Das Gesetz soll nach Artikel 43 am Tag nach der Verkündung in Kraft treten. Die spannenden Fragen: was ist bis dahin und mit einer eventuellen Rückwirkung (oder aus heutiger Sicht: Vorwirkung) ?

BGH: Mindestelterngeld ist nicht den eigenen Einkünften des Unterhaltsberechtigten im Sinne von § 850c Abs. 6 ZPO zuzurechnen

Der BGH hat am 23.02.2022 unter dem Aktenzeichen: VII ZB 41/21 entscheiden – Leitsatz:

Das Mindestelterngeld nach § 2 Abs. 4 Satz 1 BEEG ist aufgrund seiner besonderen Zweckbindung nicht den eigenen Einkünften des Unterhaltsberechtigten im Sinne von § 850c Abs. 6 ZPO zuzurechnen.

Aus der Entscheidung:

Rn 22: Das Mindestelterngeld nach § 2 Abs. 4 Satz 1 BEEG ist aufgrund seiner besonderen Zweckbindung nicht den eigenen Einkünften des Unterhaltsberechtigten im Sinne von § 850c Abs. 6 ZPO zuzurechnen.

Rn 24: Der Vollstreckungsgläubiger kann nicht verlangen, gegenüber der unterhaltsberechtigten Person besser als gegenüber dem Schuldner gestellt zu werden. Da das Mindestelterngeld, würde es der Schuldner beziehen, gemäß § 54 Abs. 3 Nr. 1 SGB I unpfändbar wäre, kann es auch nicht zu den berücksichtigungsfähigen Einkünften des Unterhaltsberechtigten gezählt werden (vgl. Ahrens, NZI 2009, 423, 424)
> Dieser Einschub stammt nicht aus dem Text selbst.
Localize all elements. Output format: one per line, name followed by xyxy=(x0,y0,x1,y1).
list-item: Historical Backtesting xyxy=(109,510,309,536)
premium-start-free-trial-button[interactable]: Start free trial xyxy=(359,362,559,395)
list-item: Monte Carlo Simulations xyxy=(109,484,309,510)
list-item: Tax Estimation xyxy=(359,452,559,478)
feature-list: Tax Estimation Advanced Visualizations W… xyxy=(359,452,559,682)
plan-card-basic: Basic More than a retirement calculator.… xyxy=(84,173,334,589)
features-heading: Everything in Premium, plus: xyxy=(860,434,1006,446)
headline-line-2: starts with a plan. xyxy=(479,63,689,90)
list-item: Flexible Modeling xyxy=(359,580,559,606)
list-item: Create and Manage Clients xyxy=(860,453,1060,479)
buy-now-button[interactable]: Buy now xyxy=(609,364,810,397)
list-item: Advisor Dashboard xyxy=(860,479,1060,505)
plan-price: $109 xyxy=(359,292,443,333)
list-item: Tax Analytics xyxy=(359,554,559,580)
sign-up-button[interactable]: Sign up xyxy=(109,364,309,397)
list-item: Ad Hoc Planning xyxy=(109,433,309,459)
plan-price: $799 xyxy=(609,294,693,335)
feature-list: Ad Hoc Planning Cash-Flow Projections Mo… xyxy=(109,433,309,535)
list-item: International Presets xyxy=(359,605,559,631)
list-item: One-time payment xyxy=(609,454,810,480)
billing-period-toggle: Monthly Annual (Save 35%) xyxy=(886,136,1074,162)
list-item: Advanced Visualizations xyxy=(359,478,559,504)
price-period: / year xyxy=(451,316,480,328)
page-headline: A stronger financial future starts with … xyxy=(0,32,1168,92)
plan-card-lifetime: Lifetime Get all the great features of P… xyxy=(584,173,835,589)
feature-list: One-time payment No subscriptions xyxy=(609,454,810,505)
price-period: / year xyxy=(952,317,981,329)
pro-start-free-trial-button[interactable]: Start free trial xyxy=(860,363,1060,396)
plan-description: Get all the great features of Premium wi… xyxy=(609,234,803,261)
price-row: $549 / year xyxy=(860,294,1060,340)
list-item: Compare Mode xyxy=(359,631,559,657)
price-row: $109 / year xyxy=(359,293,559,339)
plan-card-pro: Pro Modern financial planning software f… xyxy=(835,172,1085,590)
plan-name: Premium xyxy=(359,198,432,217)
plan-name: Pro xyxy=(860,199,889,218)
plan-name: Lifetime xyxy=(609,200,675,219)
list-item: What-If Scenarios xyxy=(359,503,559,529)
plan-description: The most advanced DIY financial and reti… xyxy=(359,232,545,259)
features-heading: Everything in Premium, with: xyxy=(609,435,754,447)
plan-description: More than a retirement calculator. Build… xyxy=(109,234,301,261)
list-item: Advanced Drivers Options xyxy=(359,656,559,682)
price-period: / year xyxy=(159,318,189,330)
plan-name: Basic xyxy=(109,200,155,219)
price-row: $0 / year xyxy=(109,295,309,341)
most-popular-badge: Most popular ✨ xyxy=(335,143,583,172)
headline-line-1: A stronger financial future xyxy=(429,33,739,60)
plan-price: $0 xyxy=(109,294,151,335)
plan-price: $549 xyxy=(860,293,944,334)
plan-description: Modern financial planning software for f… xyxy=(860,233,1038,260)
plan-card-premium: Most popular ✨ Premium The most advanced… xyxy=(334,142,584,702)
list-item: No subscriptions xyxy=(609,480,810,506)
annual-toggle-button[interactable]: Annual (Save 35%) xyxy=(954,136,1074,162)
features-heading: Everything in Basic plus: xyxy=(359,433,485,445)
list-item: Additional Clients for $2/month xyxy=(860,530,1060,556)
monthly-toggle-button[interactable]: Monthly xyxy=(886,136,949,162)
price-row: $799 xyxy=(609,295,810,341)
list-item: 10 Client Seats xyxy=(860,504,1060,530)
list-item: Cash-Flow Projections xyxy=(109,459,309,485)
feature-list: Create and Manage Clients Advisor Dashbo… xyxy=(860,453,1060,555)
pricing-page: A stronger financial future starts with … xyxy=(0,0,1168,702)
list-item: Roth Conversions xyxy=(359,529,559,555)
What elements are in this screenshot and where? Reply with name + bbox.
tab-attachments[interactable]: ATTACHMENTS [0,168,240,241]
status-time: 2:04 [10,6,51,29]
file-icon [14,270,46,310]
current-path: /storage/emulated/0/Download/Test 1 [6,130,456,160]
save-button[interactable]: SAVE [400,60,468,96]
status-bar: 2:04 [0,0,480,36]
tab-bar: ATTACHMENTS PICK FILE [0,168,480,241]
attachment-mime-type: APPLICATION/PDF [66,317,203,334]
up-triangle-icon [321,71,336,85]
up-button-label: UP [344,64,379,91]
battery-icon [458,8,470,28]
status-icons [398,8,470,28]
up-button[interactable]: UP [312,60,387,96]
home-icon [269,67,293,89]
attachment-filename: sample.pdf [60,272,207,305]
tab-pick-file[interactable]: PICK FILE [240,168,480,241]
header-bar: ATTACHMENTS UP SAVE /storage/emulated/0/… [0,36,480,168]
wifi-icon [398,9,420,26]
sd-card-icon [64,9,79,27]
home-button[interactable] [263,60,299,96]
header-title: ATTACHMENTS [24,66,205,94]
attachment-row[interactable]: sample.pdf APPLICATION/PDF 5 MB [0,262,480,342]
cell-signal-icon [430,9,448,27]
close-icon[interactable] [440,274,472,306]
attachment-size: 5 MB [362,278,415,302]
Die Entscheidung, ob eine von dem Gläubiger begehrte Auskunft zur Geltendmachung der Forderung gegenüber dem Drittschuldner nötig ist, obliegt nach dem Gesetz dem Gerichtsvollzieher

Hier der Hinweis auf BGH, Beschluss vom 7. September 2022 – VII ZB 38/21. Der Leitsatz lautet:

Ein Antrag des Gläubigers an das Vollstreckungsgericht auf Konkretisierung der von dem Schuldner nach § 836 Abs. 3 Satz 1 ZPO zu erteilenden Auskunft in dem (Pfändungs- und) Überweisungsbeschluss oder einem diesen ergänzenden Beschluss ist unzulässig.

Der Titel dieser Meldung steht in Randnummer 9 der Entscheidung.